Omelia (11-08-2015)
Paolo Curtaz


Farsi piccoli come un bambino. È ciò che chiede il Signore ai propri discepoli, a noi. Farsi piccoli in un mondo in cui tutti sgomitano e urlano, in cui ci si scazzotta per un titolo, per un riconoscimento, per un briciolo di visibilità. A volte, purtroppo, come ben segnalato da papa Francesco, anche nella Chiesa. Farsi piccoli. Non significa giocare a fare i falsi umili, o, peggio, a dare la stura alla nostra vena autolesionista e depressa. Ma ragionare col cuore di un bambino che lascia emergere la propria parte pura e limpida, quella che si affida, che attende, che crede.
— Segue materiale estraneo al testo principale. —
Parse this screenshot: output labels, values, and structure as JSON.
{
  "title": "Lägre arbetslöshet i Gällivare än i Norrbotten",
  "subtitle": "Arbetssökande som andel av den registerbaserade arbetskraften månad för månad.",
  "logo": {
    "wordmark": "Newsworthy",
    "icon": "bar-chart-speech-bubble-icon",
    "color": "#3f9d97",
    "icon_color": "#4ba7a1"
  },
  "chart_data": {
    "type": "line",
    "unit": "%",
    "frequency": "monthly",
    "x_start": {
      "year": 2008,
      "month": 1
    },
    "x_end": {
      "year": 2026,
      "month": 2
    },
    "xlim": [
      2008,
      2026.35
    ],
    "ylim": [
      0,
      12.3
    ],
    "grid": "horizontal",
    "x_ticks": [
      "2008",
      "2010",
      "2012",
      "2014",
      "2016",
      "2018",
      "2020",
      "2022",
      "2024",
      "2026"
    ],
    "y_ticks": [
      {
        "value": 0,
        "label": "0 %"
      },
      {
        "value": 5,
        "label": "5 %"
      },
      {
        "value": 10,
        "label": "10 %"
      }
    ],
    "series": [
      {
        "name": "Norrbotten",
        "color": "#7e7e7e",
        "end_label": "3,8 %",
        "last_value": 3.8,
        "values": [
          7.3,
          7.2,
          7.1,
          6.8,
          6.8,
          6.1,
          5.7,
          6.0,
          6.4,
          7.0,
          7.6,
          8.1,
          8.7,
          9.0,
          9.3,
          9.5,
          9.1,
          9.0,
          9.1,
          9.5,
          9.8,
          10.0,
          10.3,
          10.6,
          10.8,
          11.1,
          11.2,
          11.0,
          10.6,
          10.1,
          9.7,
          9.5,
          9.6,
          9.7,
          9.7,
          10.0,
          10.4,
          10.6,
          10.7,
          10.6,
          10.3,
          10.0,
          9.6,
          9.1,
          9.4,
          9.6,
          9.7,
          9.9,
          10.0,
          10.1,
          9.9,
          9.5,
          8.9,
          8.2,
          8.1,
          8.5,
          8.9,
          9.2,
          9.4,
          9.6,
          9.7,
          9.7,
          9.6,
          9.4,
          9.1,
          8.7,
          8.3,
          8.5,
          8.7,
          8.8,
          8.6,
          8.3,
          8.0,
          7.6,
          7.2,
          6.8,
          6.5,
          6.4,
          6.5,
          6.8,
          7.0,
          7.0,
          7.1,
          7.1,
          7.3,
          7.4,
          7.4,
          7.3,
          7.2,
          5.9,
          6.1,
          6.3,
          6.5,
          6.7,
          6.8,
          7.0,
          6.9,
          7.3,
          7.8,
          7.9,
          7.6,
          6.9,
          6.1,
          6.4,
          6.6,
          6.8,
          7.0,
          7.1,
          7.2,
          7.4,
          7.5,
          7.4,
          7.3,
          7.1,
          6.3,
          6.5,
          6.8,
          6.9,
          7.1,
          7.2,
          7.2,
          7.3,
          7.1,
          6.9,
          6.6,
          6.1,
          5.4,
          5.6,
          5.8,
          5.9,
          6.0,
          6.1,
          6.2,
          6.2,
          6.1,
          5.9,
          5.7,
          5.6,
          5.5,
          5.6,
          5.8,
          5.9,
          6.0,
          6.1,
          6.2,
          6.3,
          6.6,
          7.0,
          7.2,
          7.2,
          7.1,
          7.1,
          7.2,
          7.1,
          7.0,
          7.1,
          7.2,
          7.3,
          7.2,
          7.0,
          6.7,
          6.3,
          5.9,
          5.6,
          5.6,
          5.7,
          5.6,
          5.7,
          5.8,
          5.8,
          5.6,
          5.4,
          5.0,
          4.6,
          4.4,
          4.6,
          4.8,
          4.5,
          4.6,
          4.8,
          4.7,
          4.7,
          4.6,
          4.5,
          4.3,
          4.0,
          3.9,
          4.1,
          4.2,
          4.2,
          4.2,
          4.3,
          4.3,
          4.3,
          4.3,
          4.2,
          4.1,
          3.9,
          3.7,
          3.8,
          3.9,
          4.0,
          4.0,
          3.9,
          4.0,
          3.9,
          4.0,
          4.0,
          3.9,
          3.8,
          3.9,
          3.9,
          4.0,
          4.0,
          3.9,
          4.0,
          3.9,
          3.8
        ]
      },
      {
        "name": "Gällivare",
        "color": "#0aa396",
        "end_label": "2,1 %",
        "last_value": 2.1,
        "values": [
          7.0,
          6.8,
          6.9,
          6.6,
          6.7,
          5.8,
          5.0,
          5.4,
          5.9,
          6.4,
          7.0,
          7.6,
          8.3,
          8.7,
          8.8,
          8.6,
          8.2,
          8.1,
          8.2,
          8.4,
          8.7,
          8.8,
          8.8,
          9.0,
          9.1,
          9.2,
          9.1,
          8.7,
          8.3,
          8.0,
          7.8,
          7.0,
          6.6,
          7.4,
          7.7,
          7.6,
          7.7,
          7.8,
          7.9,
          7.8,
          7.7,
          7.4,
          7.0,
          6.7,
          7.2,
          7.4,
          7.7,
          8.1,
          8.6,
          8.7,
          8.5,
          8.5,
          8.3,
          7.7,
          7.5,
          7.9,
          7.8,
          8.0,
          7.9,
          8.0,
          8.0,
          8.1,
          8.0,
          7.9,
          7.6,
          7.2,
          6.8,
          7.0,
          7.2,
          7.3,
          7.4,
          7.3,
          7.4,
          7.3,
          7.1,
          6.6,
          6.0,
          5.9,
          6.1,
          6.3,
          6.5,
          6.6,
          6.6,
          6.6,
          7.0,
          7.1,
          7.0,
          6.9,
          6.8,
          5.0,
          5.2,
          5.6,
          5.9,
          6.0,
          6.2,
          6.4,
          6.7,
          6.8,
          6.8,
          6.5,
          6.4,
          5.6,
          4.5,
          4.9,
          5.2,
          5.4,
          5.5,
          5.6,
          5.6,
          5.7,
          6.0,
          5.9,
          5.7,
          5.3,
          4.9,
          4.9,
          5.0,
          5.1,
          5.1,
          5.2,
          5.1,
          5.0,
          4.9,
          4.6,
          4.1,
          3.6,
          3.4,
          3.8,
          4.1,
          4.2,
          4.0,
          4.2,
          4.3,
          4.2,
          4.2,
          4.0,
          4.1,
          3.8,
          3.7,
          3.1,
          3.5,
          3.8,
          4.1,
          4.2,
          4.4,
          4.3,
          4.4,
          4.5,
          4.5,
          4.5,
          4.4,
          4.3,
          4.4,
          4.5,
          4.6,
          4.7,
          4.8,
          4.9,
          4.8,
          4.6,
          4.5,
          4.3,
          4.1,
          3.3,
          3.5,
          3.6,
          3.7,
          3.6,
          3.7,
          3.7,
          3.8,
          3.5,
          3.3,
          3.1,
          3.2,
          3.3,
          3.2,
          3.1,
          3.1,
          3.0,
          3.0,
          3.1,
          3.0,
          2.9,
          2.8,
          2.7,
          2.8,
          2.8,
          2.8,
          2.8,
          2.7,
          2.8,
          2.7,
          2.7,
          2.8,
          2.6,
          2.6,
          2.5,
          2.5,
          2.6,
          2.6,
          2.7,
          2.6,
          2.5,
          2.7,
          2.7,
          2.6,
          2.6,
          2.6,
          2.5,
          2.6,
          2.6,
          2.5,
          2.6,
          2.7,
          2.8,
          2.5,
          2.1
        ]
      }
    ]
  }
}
Farsi piccoli richiede uno sforzo, non ci viene naturale, affatto. Richiede partecipazione e convinzione, ponendo la presenza di Dio in cima ai nostri pensieri, dopo le nostre legittime ambizioni. Farsi piccoli: ci basta sapere di essere preziosi agli occhi di Dio, di essere unici nel suo sguardo, amati come quella pecora imbranata che si perde nei pascoli della vita. E riconoscere nell'abbraccio forte del pastore che ci è venuto a cercare l'abbraccio di Dio. Farsi piccoli per farsi portare in spalla, per essere presi in braccio. Davvero vogliamo qualcosa di diverso?